New Zealand First leader Winston Peters says Justice Minister Judith Collins failed to disclose transport, accommodation and other support provided by the Chinese Government during her trip to China in October.

However, soon after making the claim Mr Peters became the latest in a procession of opposition figures to be ejected from Parliament in recent days during attacks on the Government when he interjected when Speaker David Carter was talking.

Mr Peters stoked anticipation of this afternoon's question time in Parliament over the weekend when he said Ms Collins "will not survive next week with what I know".

In a question to Prime Minster John Key, Mr Peters said Ms Collins had failed to declare to Parliament's Register of Pecuniary Interests the support she received from the Chinese Government during the October trip to Beijing.

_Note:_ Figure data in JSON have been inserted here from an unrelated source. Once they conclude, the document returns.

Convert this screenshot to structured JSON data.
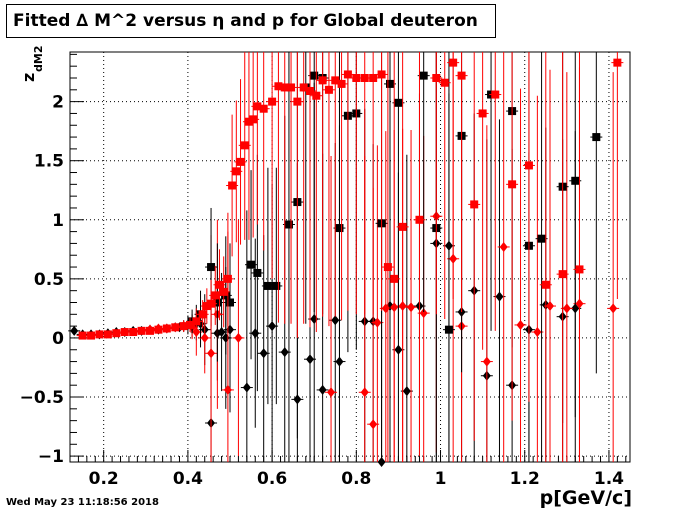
{
  "title": "Fitted ∆ M^2 versus η and p for Global deuteron",
  "xlabel": "p[GeV/c]",
  "ylabel_main": "z",
  "ylabel_sub": "dM2",
  "timestamp": "Wed May 23 11:18:56 2018",
  "colors": {
    "series1": "#000000",
    "series2": "#ff0000",
    "grid": "#000000"
  },
  "chart_data": {
    "type": "scatter",
    "title": "Fitted ∆ M^2 versus η and p for Global deuteron",
    "xlabel": "p[GeV/c]",
    "ylabel": "z_dM2",
    "xlim": [
      0.12,
      1.45
    ],
    "ylim": [
      -1.05,
      2.42
    ],
    "x_ticks": [
      0.2,
      0.4,
      0.6,
      0.8,
      1.0,
      1.2,
      1.4
    ],
    "x_tick_labels": [
      "0.2",
      "0.4",
      "0.6",
      "0.8",
      "1",
      "1.2",
      "1.4"
    ],
    "y_ticks": [
      -1,
      -0.5,
      0,
      0.5,
      1,
      1.5,
      2
    ],
    "y_tick_labels": [
      "−1",
      "−0.5",
      "0",
      "0.5",
      "1",
      "1.5",
      "2"
    ],
    "grid": true,
    "series": [
      {
        "marker": "diamond",
        "color": "#000000",
        "points": [
          [
            0.13,
            0.06,
            0.01
          ],
          [
            0.15,
            0.03,
            0.01
          ],
          [
            0.17,
            0.03,
            0.01
          ],
          [
            0.19,
            0.03,
            0.01
          ],
          [
            0.21,
            0.04,
            0.01
          ],
          [
            0.23,
            0.05,
            0.01
          ],
          [
            0.25,
            0.05,
            0.01
          ],
          [
            0.27,
            0.06,
            0.01
          ],
          [
            0.29,
            0.06,
            0.01
          ],
          [
            0.31,
            0.07,
            0.02
          ],
          [
            0.33,
            0.07,
            0.02
          ],
          [
            0.35,
            0.08,
            0.02
          ],
          [
            0.37,
            0.09,
            0.03
          ],
          [
            0.38,
            0.09,
            0.03
          ],
          [
            0.39,
            0.1,
            0.05
          ],
          [
            0.4,
            0.11,
            0.08
          ],
          [
            0.41,
            0.1,
            0.1
          ],
          [
            0.42,
            0.13,
            0.15
          ],
          [
            0.43,
            0.12,
            0.2
          ],
          [
            0.44,
            0.07,
            0.3
          ],
          [
            0.455,
            -0.72,
            1.2
          ],
          [
            0.47,
            0.04,
            0.4
          ],
          [
            0.48,
            0.05,
            0.5
          ],
          [
            0.49,
            0.0,
            0.6
          ],
          [
            0.5,
            0.07,
            0.7
          ],
          [
            0.54,
            -0.42,
            1.5
          ],
          [
            0.56,
            0.04,
            0.8
          ],
          [
            0.58,
            -0.13,
            1.0
          ],
          [
            0.6,
            0.1,
            1.2
          ],
          [
            0.63,
            -0.12,
            2.0
          ],
          [
            0.66,
            -0.52,
            2.0
          ],
          [
            0.69,
            -0.18,
            2.0
          ],
          [
            0.7,
            0.16,
            2.0
          ],
          [
            0.72,
            -0.44,
            2.0
          ],
          [
            0.75,
            0.15,
            1.5
          ],
          [
            0.76,
            -0.2,
            2.0
          ],
          [
            0.82,
            0.14,
            1.8
          ],
          [
            0.84,
            0.14,
            1.5
          ],
          [
            0.86,
            -1.05,
            2.0
          ],
          [
            0.88,
            0.27,
            1.5
          ],
          [
            0.9,
            -0.1,
            1.5
          ],
          [
            0.92,
            -0.45,
            2.0
          ],
          [
            0.95,
            0.27,
            1.8
          ],
          [
            0.99,
            0.8,
            2.0
          ],
          [
            1.02,
            0.78,
            2.0
          ],
          [
            1.05,
            0.22,
            2.0
          ],
          [
            1.08,
            0.4,
            1.5
          ],
          [
            1.11,
            -0.32,
            2.0
          ],
          [
            1.14,
            0.35,
            1.5
          ],
          [
            1.17,
            -0.4,
            2.0
          ],
          [
            1.21,
            0.07,
            1.5
          ],
          [
            1.25,
            0.28,
            1.5
          ],
          [
            1.29,
            0.18,
            1.5
          ],
          [
            1.32,
            0.25,
            1.5
          ]
        ]
      },
      {
        "marker": "diamond",
        "color": "#ff0000",
        "points": [
          [
            0.31,
            0.07,
            0.02
          ],
          [
            0.33,
            0.08,
            0.02
          ],
          [
            0.35,
            0.08,
            0.02
          ],
          [
            0.37,
            0.09,
            0.03
          ],
          [
            0.39,
            0.1,
            0.05
          ],
          [
            0.41,
            0.09,
            0.1
          ],
          [
            0.42,
            0.05,
            0.2
          ],
          [
            0.44,
            0.0,
            0.3
          ],
          [
            0.455,
            -0.13,
            1.0
          ],
          [
            0.47,
            0.2,
            0.8
          ],
          [
            0.495,
            -0.44,
            1.5
          ],
          [
            0.52,
            0.0,
            1.0
          ],
          [
            0.74,
            -0.46,
            2.0
          ],
          [
            0.82,
            -0.46,
            2.0
          ],
          [
            0.84,
            -0.73,
            2.0
          ],
          [
            0.85,
            0.13,
            1.5
          ],
          [
            0.87,
            0.25,
            1.5
          ],
          [
            0.89,
            0.26,
            1.5
          ],
          [
            0.91,
            0.27,
            1.5
          ],
          [
            0.93,
            0.26,
            1.5
          ],
          [
            0.96,
            0.21,
            1.5
          ],
          [
            0.99,
            1.03,
            2.0
          ],
          [
            1.03,
            0.67,
            2.0
          ],
          [
            1.05,
            0.1,
            2.0
          ],
          [
            1.11,
            -0.2,
            2.0
          ],
          [
            1.15,
            0.77,
            2.0
          ],
          [
            1.19,
            0.11,
            2.0
          ],
          [
            1.23,
            0.05,
            2.0
          ],
          [
            1.26,
            0.27,
            2.0
          ],
          [
            1.3,
            0.25,
            2.0
          ],
          [
            1.33,
            0.29,
            2.0
          ],
          [
            1.41,
            0.25,
            2.0
          ]
        ]
      },
      {
        "marker": "square",
        "color": "#000000",
        "points": [
          [
            0.41,
            0.14,
            0.1
          ],
          [
            0.43,
            0.2,
            0.2
          ],
          [
            0.455,
            0.6,
            0.5
          ],
          [
            0.47,
            0.3,
            0.5
          ],
          [
            0.49,
            0.36,
            0.5
          ],
          [
            0.5,
            0.3,
            0.5
          ],
          [
            0.55,
            0.62,
            0.8
          ],
          [
            0.565,
            0.55,
            1.0
          ],
          [
            0.59,
            0.44,
            1.0
          ],
          [
            0.61,
            0.44,
            1.0
          ],
          [
            0.64,
            0.96,
            2.0
          ],
          [
            0.66,
            1.15,
            2.0
          ],
          [
            0.68,
            2.12,
            2.0
          ],
          [
            0.7,
            2.22,
            2.0
          ],
          [
            0.72,
            2.2,
            2.0
          ],
          [
            0.76,
            0.93,
            2.0
          ],
          [
            0.78,
            1.88,
            2.0
          ],
          [
            0.8,
            1.9,
            2.0
          ],
          [
            0.86,
            0.97,
            2.0
          ],
          [
            0.88,
            2.15,
            2.0
          ],
          [
            0.9,
            1.99,
            2.0
          ],
          [
            0.96,
            2.22,
            2.0
          ],
          [
            0.99,
            0.93,
            2.0
          ],
          [
            1.02,
            0.07,
            2.0
          ],
          [
            1.05,
            1.71,
            2.0
          ],
          [
            1.12,
            2.06,
            2.0
          ],
          [
            1.17,
            1.92,
            2.0
          ],
          [
            1.21,
            0.78,
            2.0
          ],
          [
            1.24,
            0.84,
            2.0
          ],
          [
            1.29,
            1.28,
            2.0
          ],
          [
            1.32,
            1.33,
            2.0
          ],
          [
            1.37,
            1.7,
            2.0
          ]
        ]
      },
      {
        "marker": "square",
        "color": "#ff0000",
        "points": [
          [
            0.15,
            0.02,
            0.01
          ],
          [
            0.17,
            0.02,
            0.01
          ],
          [
            0.19,
            0.03,
            0.01
          ],
          [
            0.21,
            0.03,
            0.01
          ],
          [
            0.23,
            0.04,
            0.01
          ],
          [
            0.25,
            0.05,
            0.01
          ],
          [
            0.27,
            0.05,
            0.01
          ],
          [
            0.29,
            0.06,
            0.01
          ],
          [
            0.31,
            0.06,
            0.02
          ],
          [
            0.33,
            0.07,
            0.02
          ],
          [
            0.35,
            0.08,
            0.02
          ],
          [
            0.37,
            0.09,
            0.03
          ],
          [
            0.39,
            0.1,
            0.04
          ],
          [
            0.405,
            0.11,
            0.06
          ],
          [
            0.42,
            0.14,
            0.08
          ],
          [
            0.435,
            0.2,
            0.12
          ],
          [
            0.445,
            0.27,
            0.15
          ],
          [
            0.455,
            0.29,
            0.2
          ],
          [
            0.465,
            0.36,
            0.25
          ],
          [
            0.475,
            0.45,
            0.3
          ],
          [
            0.485,
            0.39,
            0.3
          ],
          [
            0.495,
            0.5,
            0.4
          ],
          [
            0.505,
            1.29,
            0.6
          ],
          [
            0.515,
            1.41,
            0.6
          ],
          [
            0.525,
            1.49,
            0.7
          ],
          [
            0.535,
            1.63,
            0.8
          ],
          [
            0.545,
            1.83,
            1.0
          ],
          [
            0.555,
            1.85,
            1.0
          ],
          [
            0.565,
            1.96,
            1.0
          ],
          [
            0.58,
            1.94,
            1.2
          ],
          [
            0.6,
            2.0,
            1.5
          ],
          [
            0.615,
            2.13,
            2.0
          ],
          [
            0.63,
            2.12,
            2.0
          ],
          [
            0.645,
            2.12,
            2.0
          ],
          [
            0.66,
            2.0,
            2.0
          ],
          [
            0.675,
            2.12,
            2.0
          ],
          [
            0.69,
            2.09,
            2.0
          ],
          [
            0.705,
            2.05,
            2.0
          ],
          [
            0.72,
            2.18,
            2.0
          ],
          [
            0.735,
            2.1,
            2.0
          ],
          [
            0.75,
            2.18,
            2.0
          ],
          [
            0.765,
            2.15,
            2.0
          ],
          [
            0.78,
            2.23,
            2.0
          ],
          [
            0.8,
            2.2,
            2.0
          ],
          [
            0.82,
            2.2,
            2.0
          ],
          [
            0.84,
            2.2,
            2.0
          ],
          [
            0.86,
            2.23,
            2.0
          ],
          [
            0.875,
            0.6,
            2.0
          ],
          [
            0.89,
            0.5,
            2.0
          ],
          [
            0.91,
            0.94,
            2.0
          ],
          [
            0.95,
            1.0,
            2.0
          ],
          [
            0.99,
            2.2,
            2.0
          ],
          [
            1.01,
            2.16,
            2.0
          ],
          [
            1.03,
            2.33,
            2.0
          ],
          [
            1.05,
            2.22,
            2.0
          ],
          [
            1.08,
            1.13,
            2.0
          ],
          [
            1.1,
            1.9,
            2.0
          ],
          [
            1.13,
            2.06,
            2.0
          ],
          [
            1.17,
            1.3,
            2.0
          ],
          [
            1.21,
            1.46,
            2.0
          ],
          [
            1.25,
            0.45,
            2.0
          ],
          [
            1.29,
            0.54,
            2.0
          ],
          [
            1.33,
            0.58,
            2.0
          ],
          [
            1.42,
            2.33,
            2.0
          ]
        ]
      }
    ]
  }
}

The trip has for weeks been the focus of opposition claims of a conflict of interest due to her interactions with milk exporter Oravida which her husband works for and which has also been a big National Party donor.

Mr Peters tabled the Register of Pecuniary Interests in which the support is not declared.

He also tabled a confidential Cabinet Travel Report on the trip which states she "received substantial support for all meeting, accommodation in Beijing and transportation and facilitation throughout the visit".

Mr Peters said Ms Collins did declare to the Register of Pecuniary Interests a set of books as a gift she received from the Chinese Government but failed to record the other contributions made by Beijing".

He said that given he would have seen the Cabinet report on the trip, Mr Key was "well aware" of the support Ms Collins received and claimed the Prime Minister was involved in a "cover-up" over the matter.

He had asked the Speaker to refer the matter to Parliament's Privileges Committee "to enable all the facts to be disclosed".

However, even if it was found that Ms Collins should have declared the support from the Chinese Government, it is unlikely to trouble the Government unduly. Omissions are made commonly without any penalty.

Mr Carter, after warning the NZ First Leader twice during his questions that he was at risk of being ejected from the House, finally lost patience when Mr Peters interrupted a point of order by Leader of the House Gerry Brownlee and threw him out.


Mr Key who said he would apologise if the NZ First leader produced any further evidence of wrongdoing by Ms Collins appeared unfazed by Mr Peters' claim.

He said he would have it checked out "but it wouldn't surprise me if he's completely and utterly wrong, like normal".

Ms Collins is currently absent from Parliament on stress leave but is due to return for the Budget this week.